The little bucket was the conception of famed hot rodder and custom car builder, Norm Grabowski. The original version sported a blown ’52 caddy engine and a combination of body panels. He mated a ’31 Model A body to the front end of a ’22 Model T Touring body and brought up the rear with a pickup bed from a Model A. Later on, the bucket T was modified by swapping out the blower for four Stromberg carbs and altering the side exhaust from a tractor-style straight up design to the tucked-in chrome pipes that follow the bed rails rearward. This is the way DM rendered the car – in all its definitive period glory. Essentially red, white and blue, the diminutive hot rod exudes substantial charm.
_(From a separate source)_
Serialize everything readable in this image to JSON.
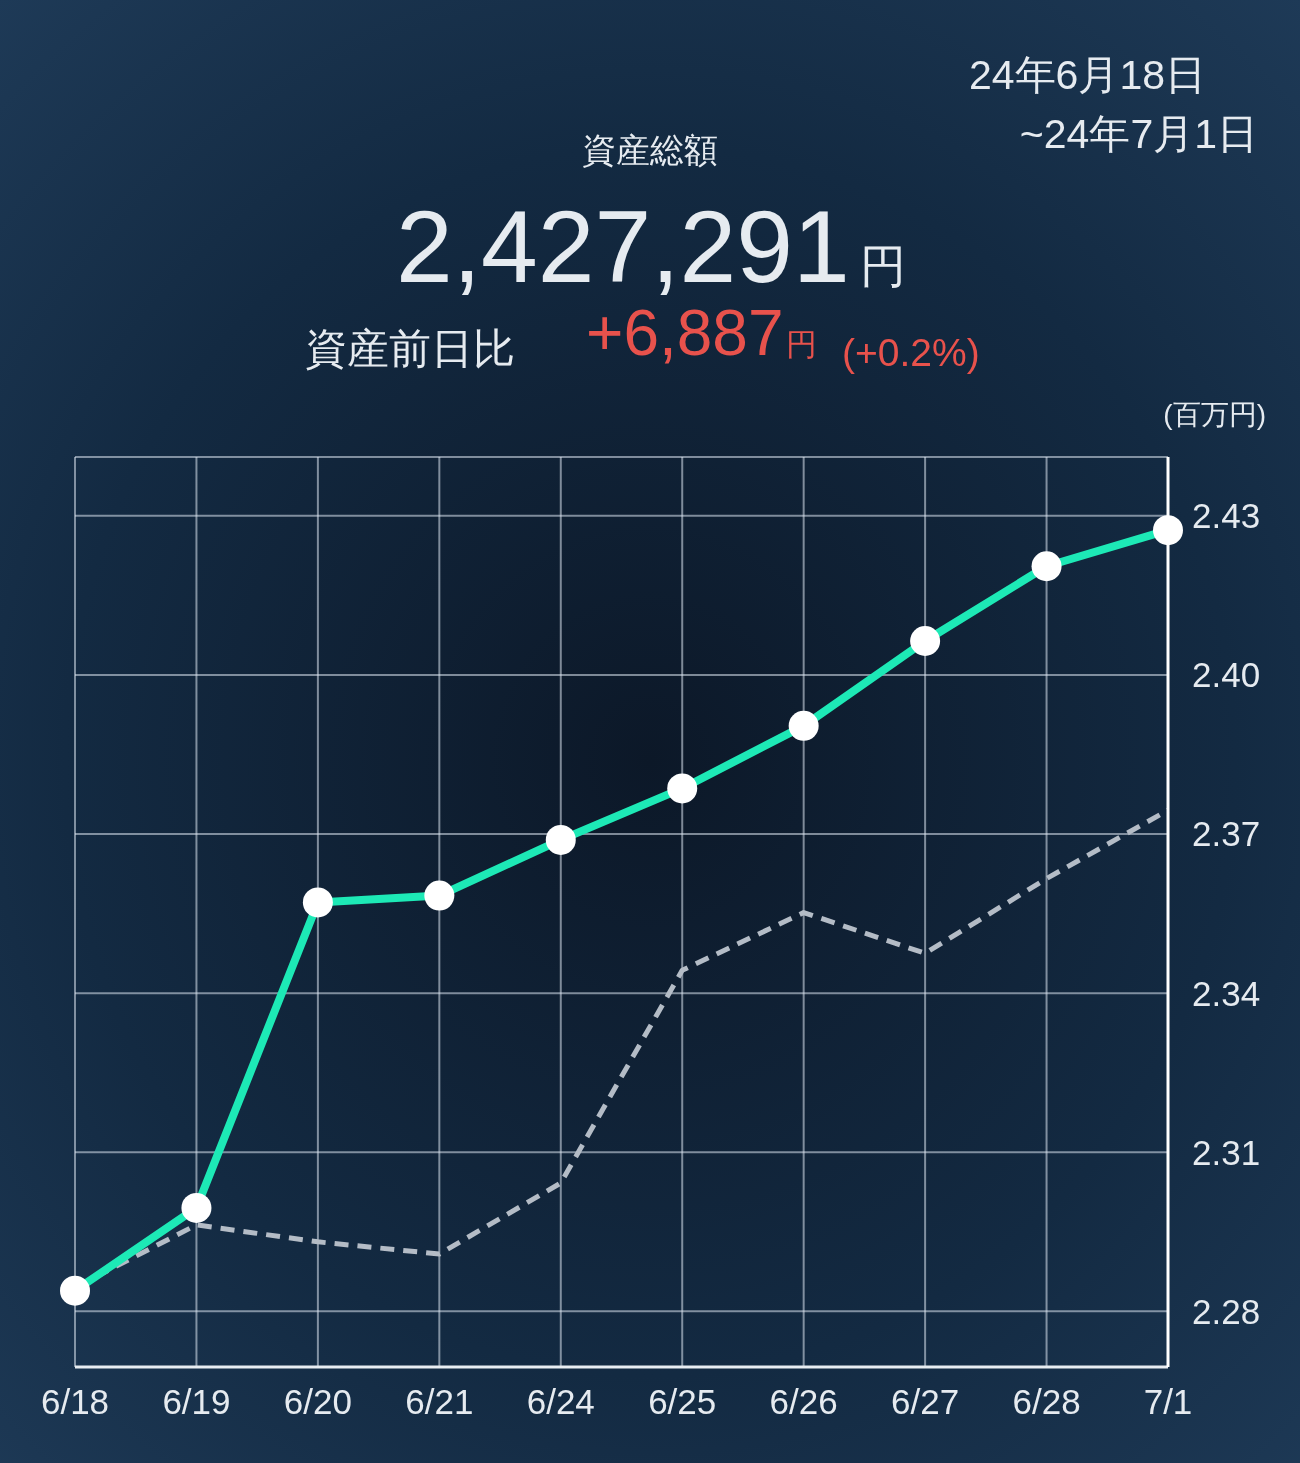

Danbury took pains in getting everything right and it serves my old dusty memory well to see it again. They also crafted the hell out of the details. Just look at the fuel lines and spark plug wires. Set eyes on the photo-etched grillwork, pin stripes, front suspension pieces, the intricacy of the exhaust system. It is superbly delicate, accurate and detail-exacting. The interior features Norm’s skull head shift knob, the steering wheel floor boot, pinstriped dash with wood veneered dash top. And wait until you see the chassis assembly. The emergency brake and fuel line craftsmanship is marvelous and the ’56 Dodge Royal Blue paint is over-the-top! It’s bright, shiny and full of scaled pinstriping in red and white.
DM has been the master in creating hot rod and custom treasures for us collectors. I’m a big fan of their fantasy issues but maybe even a bigger fan of their genuine historically famous recreations. Thanks to them nostalgia is alive and well and preserves our cherished automotive dreams and remembrances.